B. K. S. Iyengar, who founded Iyengar Yoga in the 1970's, introduced the use of yoga props to assist practitioners towards correct alignment in the asanas. One of the most common myths about yoga is that it is only for flexible people. The use of props democratises the practice for all body types and makes even complex asanas accessible with some support.
Yoga blocks can be used to improve your alignment, support yourself in a challenging asana or go deeper into your practice. Her we explore a few ways you can use yoga blocks in different poses to get better alignment and a deeper stretch.
The Triangle Pose is one of the first poses you learn when you begin a yoga practice. It's a great pose to improve alignment and stability. However, if you have tight hamstrings, it becomes challenging to reach the floor. Instead your hand struggles to stay on your shin or your ankle and your body hunches losing all sense of alignment.
Use a block to give yourself more stability so you can focus on lifting through your chest, lengthening through your fingertips, and folding over your front leg.
Triangle Pose with a yoga block:
1. Start in the middle of your mat in Mountain Pose. Spread your feet out 3-4 feet wide.
2. Turn your right foot out at 90 degrees and turn your left foot slightly inwards.
3. Place the yoga block behind your right foot, close to the heel.
4. Reach your arms out to the sides, and extend towards the right side till your arm comes to rest on the block. Lift through your chest and extend your left arm up towards the sky.
5. Engage your core and ensure your body is linear, meaning you are not hunching or arching your back.
PRO TIP: Adjust the block’s height based on your needs so you are in proper alignment and still feeling a good stretch.
The standing forward fold provides a good stretch for the hips, hamstrings, and calves while strengthening the thighs and knees. However if you have a stiff back or tight calves and hamstrings, reaching your fingers to the floor can seem like a daunting task.
Using blocks gives you extra length and more control over how deeply you extend so that, instead of struggling to reach your toes, you can focus on expanding and extending while maintaining the posture.
Standing Forward Fold with yoga blocks:
PRO TIP: Keeping the yoga blocks farther away allows you more control for a milder stretch, while pulling them closer towards your feet will provide a deeper stretch in the hamstrings and hips.
This is the asana that inspired our logo ☺ Done properly and consistently, the downward facing dog rewards you with stronger hands, wrists, lower-back, hamstrings, calves and ankles. Downward Facing Dog is commonly referred to as a resting pose in yoga, but if you have tried Downward Dog as a beginner, you know it feels like anything but a resting pose.
If your hamstrings are tight and it's difficult to straighten the legs or reach the heels toward the floor, your body will probably compensate by rounding your spine.

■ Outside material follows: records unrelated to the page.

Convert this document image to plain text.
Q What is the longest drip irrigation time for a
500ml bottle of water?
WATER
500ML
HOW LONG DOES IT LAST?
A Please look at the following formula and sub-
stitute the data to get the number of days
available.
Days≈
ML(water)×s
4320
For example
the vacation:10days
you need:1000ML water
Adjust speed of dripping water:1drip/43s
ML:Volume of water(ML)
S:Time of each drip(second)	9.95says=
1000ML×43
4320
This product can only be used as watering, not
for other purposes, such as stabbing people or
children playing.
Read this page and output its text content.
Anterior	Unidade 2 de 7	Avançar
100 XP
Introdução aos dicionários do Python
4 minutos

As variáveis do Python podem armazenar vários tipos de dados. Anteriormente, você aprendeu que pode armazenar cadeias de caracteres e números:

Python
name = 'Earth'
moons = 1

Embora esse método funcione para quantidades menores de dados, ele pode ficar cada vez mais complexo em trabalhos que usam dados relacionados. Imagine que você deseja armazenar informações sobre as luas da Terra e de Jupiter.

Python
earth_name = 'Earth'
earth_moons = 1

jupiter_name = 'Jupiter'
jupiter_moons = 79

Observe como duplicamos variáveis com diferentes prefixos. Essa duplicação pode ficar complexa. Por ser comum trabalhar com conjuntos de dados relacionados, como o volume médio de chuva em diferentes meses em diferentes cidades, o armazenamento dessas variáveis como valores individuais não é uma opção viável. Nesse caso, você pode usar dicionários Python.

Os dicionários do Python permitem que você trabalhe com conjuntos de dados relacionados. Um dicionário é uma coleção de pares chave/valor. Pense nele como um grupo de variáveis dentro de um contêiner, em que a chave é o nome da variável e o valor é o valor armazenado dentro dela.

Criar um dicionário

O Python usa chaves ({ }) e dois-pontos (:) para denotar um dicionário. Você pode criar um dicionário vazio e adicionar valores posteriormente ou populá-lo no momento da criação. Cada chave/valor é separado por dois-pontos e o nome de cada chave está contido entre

Elevating your upper body will take the pressure off your wrists, balancing your body weight, and allow you to comfortably sink deeper into the pose to improve your overall flexibility.
PROTIP: Remember to still engage your core, arms, and legs as you would in this pose without blocks.

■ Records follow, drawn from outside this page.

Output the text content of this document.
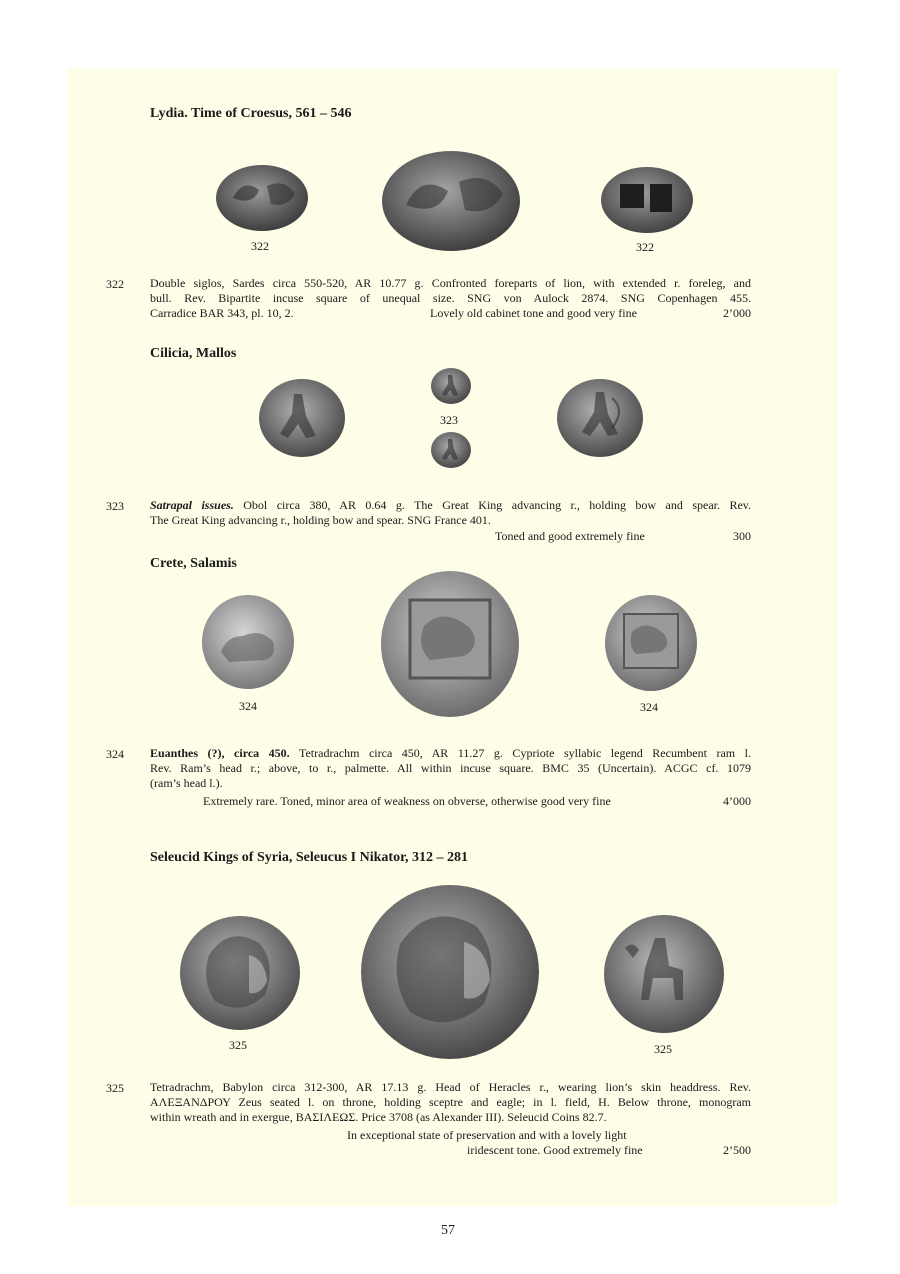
Lydia. Time of Croesus, 561 – 546
322	322
322 Double siglos, Sardes circa 550-520, AR 10.77 g. Confronted foreparts of lion, with extended r. foreleg, and
bull. Rev. Bipartite incuse square of unequal size. SNG von Aulock 2874. SNG Copenhagen 455.
Carradice BAR 343, pl. 10, 2.	Lovely old cabinet tone and good very fine	2’000
Cilicia, Mallos
323
323 Satrapal issues. Obol circa 380, AR 0.64 g. The Great King advancing r., holding bow and spear. Rev.
The Great King advancing r., holding bow and spear. SNG France 401.
Toned and good extremely fine	300
Crete, Salamis
324	324
324 Euanthes (?), circa 450. Tetradrachm circa 450, AR 11.27 g. Cypriote syllabic legend Recumbent ram l.
Rev. Ram’s head r.; above, to r., palmette. All within incuse square. BMC 35 (Uncertain). ACGC cf. 1079
(ram’s head l.).
Extremely rare. Toned, minor area of weakness on obverse, otherwise good very fine	4’000
Seleucid Kings of Syria, Seleucus I Nikator, 312 – 281
325	325
325 Tetradrachm, Babylon circa 312-300, AR 17.13 g. Head of Heracles r., wearing lion’s skin headdress. Rev.
ΑΛΕΞΑΝΔΡΟΥ Zeus seated l. on throne, holding sceptre and eagle; in l. field, H. Below throne, monogram
within wreath and in exergue, ΒΑΣΙΛΕΩΣ. Price 3708 (as Alexander III). Seleucid Coins 82.7.
In exceptional state of preservation and with a lovely light
iridescent tone. Good extremely fine	2’500
57
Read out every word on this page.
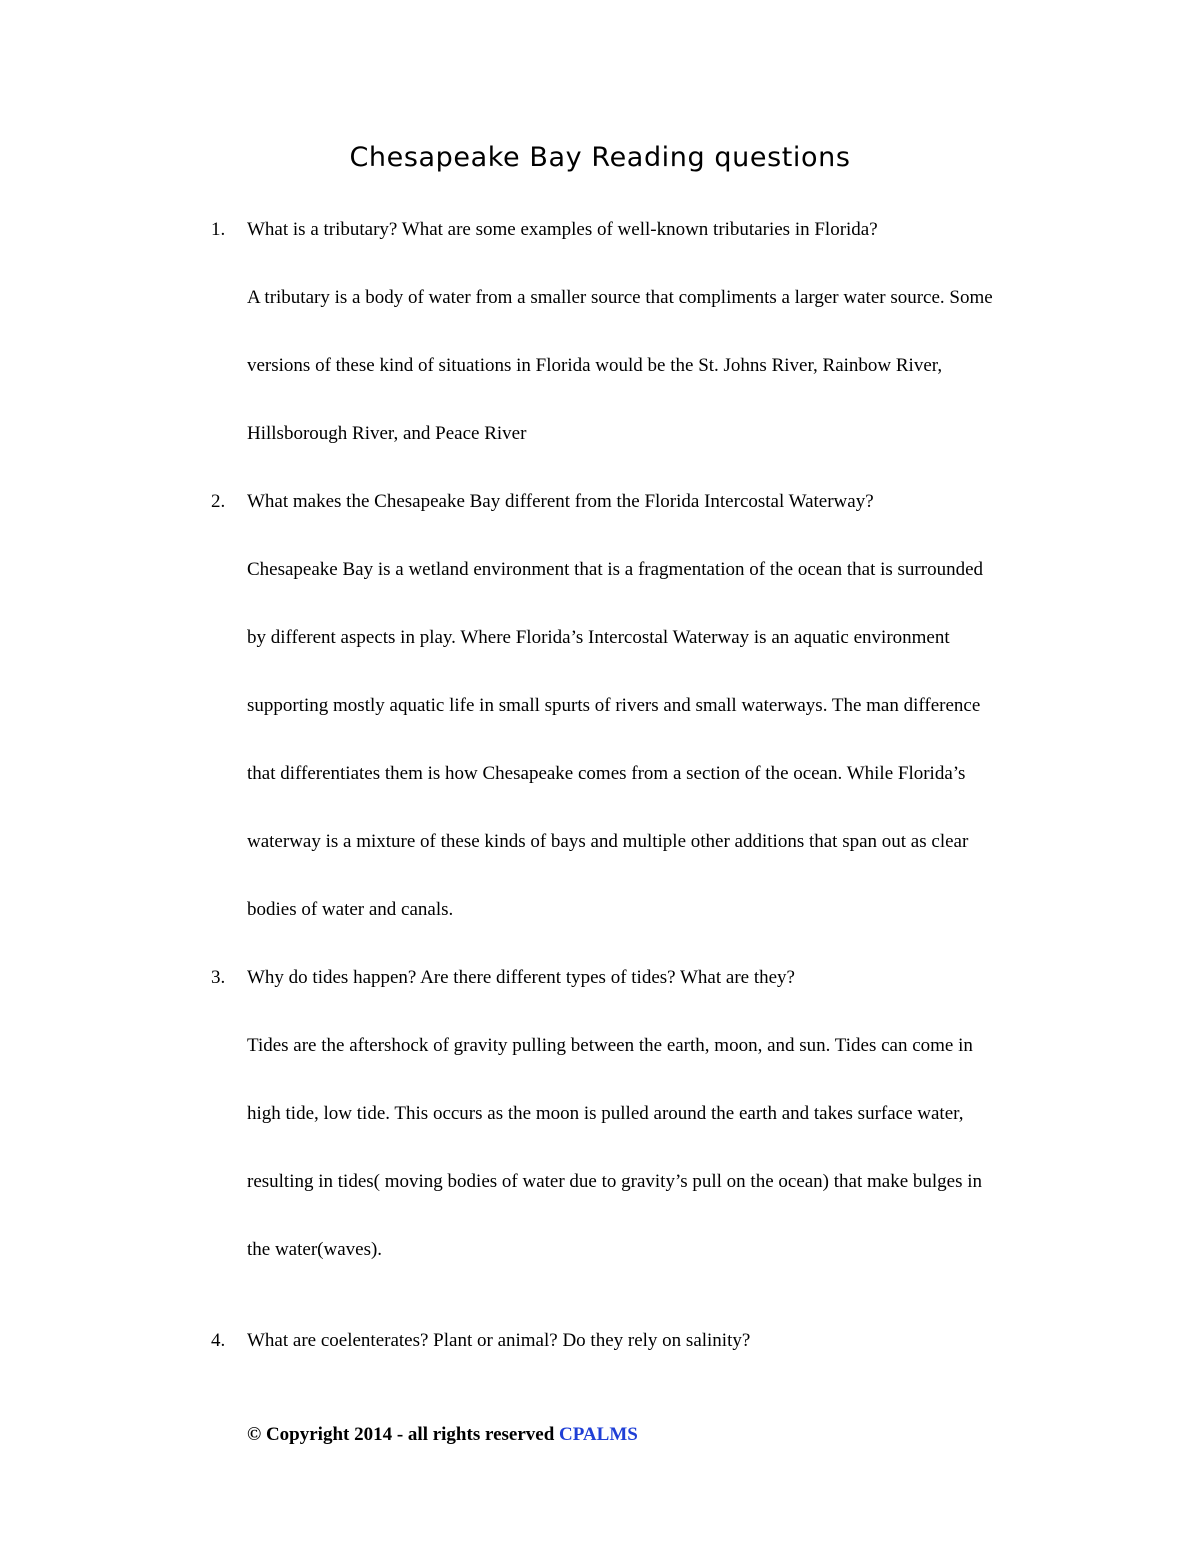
Chesapeake Bay Reading questions
1. What is a tributary? What are some examples of well-known tributaries in Florida?
A tributary is a body of water from a smaller source that compliments a larger water source. Some
versions of these kind of situations in Florida would be the St. Johns River, Rainbow River,
Hillsborough River, and Peace River
2. What makes the Chesapeake Bay different from the Florida Intercostal Waterway?
Chesapeake Bay is a wetland environment that is a fragmentation of the ocean that is surrounded
by different aspects in play. Where Florida’s Intercostal Waterway is an aquatic environment
supporting mostly aquatic life in small spurts of rivers and small waterways. The man difference
that differentiates them is how Chesapeake comes from a section of the ocean. While Florida’s
waterway is a mixture of these kinds of bays and multiple other additions that span out as clear
bodies of water and canals.
3. Why do tides happen? Are there different types of tides? What are they?
Tides are the aftershock of gravity pulling between the earth, moon, and sun. Tides can come in
high tide, low tide. This occurs as the moon is pulled around the earth and takes surface water,
resulting in tides( moving bodies of water due to gravity’s pull on the ocean) that make bulges in
the water(waves).
4. What are coelenterates? Plant or animal? Do they rely on salinity?
© Copyright 2014 - all rights reserved CPALMS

The Camel Pose works wonders for the back body. It improves spinal flexibility, opens up the hips and adds flexibility to the upper back and shoulders. It also works towards opening the chest area of the body. However, a tight pelvic area, shoulders and arms prevent you from experiencing the benefits of this pose.
Yoga blocks provide you with extra length so you are not forced into a backbend you are not ready for. Instead, you can control how deep your body can go and gradually progress as you gain more flexibility.